Я опрокинул другой стопарик, добавил к нему ещё один и сам опрокинулся на спину, глядя в бездонность космоса, пустого, как «чистый разум», но не подлежащего критике и недоступного девальвации (Кант, чёрт возьми, был прекрасен, как всегда!). Кружились и падали с шорохом последние листья. С таким же шорохом накатывается на песок стеклянная плёнка вконец исхудавшей волны, которая в последнем усилии доползает до ближайших голышей и пытается удержаться среди них, вздуваясь мыльными пузырями.

Я созерцал и слушал космос, а во мне закипало море. С каждой стопкой его шум становился слышнее. Потом начало слегка штормить, но я-то находился в крепкой спасательной шлюпке. Можно было задраить кормовой лючок, а то и оба, но всё равно слышать удары волн, ощущать кожей всего тела присутствие моря, его дыхание, прикосновение его прохладных рук.

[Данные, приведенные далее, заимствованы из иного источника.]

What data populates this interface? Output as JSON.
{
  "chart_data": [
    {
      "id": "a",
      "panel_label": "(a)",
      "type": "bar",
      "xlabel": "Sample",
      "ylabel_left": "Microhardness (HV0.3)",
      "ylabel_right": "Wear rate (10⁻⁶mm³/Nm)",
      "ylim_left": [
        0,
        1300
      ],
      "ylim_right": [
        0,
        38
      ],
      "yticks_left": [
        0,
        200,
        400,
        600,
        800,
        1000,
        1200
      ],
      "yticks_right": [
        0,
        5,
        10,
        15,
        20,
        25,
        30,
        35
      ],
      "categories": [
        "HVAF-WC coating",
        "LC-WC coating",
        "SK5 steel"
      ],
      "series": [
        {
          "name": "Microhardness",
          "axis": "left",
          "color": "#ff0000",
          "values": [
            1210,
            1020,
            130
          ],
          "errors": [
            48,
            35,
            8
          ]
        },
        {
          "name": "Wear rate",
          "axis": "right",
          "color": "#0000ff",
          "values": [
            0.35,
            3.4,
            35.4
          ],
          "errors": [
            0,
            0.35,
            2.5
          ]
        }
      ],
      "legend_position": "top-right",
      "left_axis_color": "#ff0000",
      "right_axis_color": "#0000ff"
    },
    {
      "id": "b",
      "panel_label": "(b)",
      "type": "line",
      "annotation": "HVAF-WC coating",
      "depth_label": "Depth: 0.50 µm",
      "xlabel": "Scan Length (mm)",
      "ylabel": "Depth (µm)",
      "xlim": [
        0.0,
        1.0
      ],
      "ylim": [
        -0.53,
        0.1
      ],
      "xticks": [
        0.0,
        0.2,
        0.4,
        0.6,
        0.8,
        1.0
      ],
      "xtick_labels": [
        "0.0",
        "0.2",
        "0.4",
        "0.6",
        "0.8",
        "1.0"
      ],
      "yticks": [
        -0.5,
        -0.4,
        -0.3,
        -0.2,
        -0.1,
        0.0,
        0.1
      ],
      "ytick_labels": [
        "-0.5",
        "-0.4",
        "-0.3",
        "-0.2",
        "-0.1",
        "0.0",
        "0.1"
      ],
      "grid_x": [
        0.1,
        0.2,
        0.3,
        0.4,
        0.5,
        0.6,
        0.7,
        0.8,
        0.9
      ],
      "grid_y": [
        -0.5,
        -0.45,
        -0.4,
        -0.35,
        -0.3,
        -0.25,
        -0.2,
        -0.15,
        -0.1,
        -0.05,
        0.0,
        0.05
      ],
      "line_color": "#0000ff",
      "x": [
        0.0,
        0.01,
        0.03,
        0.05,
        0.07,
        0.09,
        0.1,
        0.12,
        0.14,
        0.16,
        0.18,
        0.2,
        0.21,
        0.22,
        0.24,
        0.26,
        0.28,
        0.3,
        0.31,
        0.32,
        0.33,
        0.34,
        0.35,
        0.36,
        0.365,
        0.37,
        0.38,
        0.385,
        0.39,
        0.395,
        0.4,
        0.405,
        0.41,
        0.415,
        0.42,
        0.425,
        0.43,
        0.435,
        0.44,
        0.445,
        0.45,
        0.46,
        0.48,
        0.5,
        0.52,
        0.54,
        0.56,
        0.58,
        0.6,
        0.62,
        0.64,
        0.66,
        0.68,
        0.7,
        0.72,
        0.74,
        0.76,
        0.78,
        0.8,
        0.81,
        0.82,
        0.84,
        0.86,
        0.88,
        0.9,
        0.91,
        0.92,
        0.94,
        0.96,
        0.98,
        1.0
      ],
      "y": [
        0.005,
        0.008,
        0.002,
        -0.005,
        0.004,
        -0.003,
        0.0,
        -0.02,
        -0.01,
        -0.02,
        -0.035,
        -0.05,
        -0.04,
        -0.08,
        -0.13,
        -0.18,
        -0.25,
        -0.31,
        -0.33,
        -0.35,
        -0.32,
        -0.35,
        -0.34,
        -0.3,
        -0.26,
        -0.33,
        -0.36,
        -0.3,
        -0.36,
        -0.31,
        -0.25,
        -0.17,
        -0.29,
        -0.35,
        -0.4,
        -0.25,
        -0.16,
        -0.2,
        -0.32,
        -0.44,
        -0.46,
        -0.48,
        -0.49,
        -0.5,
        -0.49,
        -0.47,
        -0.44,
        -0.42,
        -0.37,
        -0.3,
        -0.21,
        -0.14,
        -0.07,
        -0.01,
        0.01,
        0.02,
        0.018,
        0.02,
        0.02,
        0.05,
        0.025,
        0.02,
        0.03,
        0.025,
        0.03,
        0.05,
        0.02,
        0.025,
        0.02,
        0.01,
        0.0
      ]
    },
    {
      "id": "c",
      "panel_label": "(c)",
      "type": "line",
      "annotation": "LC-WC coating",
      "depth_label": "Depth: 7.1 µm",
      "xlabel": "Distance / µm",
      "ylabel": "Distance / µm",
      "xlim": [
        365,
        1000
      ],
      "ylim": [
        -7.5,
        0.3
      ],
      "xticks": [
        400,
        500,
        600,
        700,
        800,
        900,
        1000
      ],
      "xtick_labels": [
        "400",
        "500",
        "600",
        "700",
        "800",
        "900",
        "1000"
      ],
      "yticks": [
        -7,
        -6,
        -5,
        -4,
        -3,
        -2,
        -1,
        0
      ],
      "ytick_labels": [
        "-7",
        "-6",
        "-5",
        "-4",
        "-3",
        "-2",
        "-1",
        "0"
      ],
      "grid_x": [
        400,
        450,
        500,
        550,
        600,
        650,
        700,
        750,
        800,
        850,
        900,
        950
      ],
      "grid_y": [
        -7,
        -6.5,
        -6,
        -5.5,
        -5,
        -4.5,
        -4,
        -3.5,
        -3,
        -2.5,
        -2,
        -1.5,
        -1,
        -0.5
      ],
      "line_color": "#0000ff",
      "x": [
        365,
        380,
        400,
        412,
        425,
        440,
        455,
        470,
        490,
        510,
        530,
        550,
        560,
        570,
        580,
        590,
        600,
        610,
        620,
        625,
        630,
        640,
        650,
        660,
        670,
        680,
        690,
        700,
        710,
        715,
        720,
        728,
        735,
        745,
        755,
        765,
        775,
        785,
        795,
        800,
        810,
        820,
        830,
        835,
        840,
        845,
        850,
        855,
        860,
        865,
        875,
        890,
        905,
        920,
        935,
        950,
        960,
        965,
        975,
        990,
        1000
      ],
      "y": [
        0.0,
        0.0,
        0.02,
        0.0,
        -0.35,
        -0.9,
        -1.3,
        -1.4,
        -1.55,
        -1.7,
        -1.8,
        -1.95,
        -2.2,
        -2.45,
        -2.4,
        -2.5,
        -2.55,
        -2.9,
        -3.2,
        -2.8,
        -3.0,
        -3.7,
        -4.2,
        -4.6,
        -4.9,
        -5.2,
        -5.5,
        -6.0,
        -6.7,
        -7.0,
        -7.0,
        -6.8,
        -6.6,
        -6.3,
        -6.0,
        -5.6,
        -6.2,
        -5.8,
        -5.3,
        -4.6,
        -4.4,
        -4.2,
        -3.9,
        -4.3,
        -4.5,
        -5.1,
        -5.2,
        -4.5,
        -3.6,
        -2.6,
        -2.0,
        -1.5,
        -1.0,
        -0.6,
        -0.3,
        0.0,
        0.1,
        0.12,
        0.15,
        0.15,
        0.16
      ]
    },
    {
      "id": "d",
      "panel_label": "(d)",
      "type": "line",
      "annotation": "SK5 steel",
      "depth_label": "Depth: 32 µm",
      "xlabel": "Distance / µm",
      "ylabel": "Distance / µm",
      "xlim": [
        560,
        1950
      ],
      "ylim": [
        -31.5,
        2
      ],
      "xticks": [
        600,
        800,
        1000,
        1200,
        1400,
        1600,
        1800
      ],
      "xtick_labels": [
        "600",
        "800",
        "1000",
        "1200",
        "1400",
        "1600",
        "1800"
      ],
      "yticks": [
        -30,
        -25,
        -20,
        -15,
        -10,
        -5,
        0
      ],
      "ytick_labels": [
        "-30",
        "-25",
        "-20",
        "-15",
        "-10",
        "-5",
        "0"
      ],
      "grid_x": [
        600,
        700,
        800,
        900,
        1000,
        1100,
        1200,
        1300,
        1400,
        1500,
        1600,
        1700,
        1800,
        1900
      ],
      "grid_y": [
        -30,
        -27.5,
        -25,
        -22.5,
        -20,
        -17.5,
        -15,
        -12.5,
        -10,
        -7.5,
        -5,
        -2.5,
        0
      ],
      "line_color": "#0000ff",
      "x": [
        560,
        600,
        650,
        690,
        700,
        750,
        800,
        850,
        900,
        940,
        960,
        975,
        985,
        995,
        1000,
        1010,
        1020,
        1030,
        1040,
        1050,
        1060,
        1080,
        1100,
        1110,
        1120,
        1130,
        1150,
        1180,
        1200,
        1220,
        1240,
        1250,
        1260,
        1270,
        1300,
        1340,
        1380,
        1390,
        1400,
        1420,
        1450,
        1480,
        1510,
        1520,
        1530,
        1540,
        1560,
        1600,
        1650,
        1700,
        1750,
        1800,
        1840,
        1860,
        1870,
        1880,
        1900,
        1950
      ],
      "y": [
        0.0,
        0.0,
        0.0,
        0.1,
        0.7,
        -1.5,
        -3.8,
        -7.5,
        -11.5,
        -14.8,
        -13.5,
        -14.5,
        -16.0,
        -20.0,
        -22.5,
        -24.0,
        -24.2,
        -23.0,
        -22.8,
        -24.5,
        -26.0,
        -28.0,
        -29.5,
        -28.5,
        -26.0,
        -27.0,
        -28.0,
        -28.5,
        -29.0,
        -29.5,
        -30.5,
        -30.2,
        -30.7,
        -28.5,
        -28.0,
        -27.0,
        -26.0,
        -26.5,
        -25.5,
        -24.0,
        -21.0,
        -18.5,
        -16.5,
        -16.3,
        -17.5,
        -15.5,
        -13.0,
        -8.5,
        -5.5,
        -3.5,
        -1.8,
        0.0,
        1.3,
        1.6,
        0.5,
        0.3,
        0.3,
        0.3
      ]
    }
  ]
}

К чёрту салями, хрен васаби и мою белую болгарскую фасоль! И красную, краснодарскую, тоже к чёрту! Да здравствует море! В путь! Сейчас мне подвластно всё. Я волен оказаться на палубе любого корабля, править, куда хочу, видеть, что пожелаю. И если пространство – «бесконечная данная величина», то и во мне – «необходимое априорное представление, лежащее в основе внешних созерцаний», переваренных мной и ставших внутренними. «Проходит не время, а существование изменчивого во времени», а я, как органическая субстанция в философском понимании… нет, лучше как субъект и объект, могу определить последовательность явлений и их одновременное существование во времени и, чёрт возьми, в пространстве, которое скручивается, как сухая береста, в тугой свиток, после чего оставляет горстку пепла в печи крематория.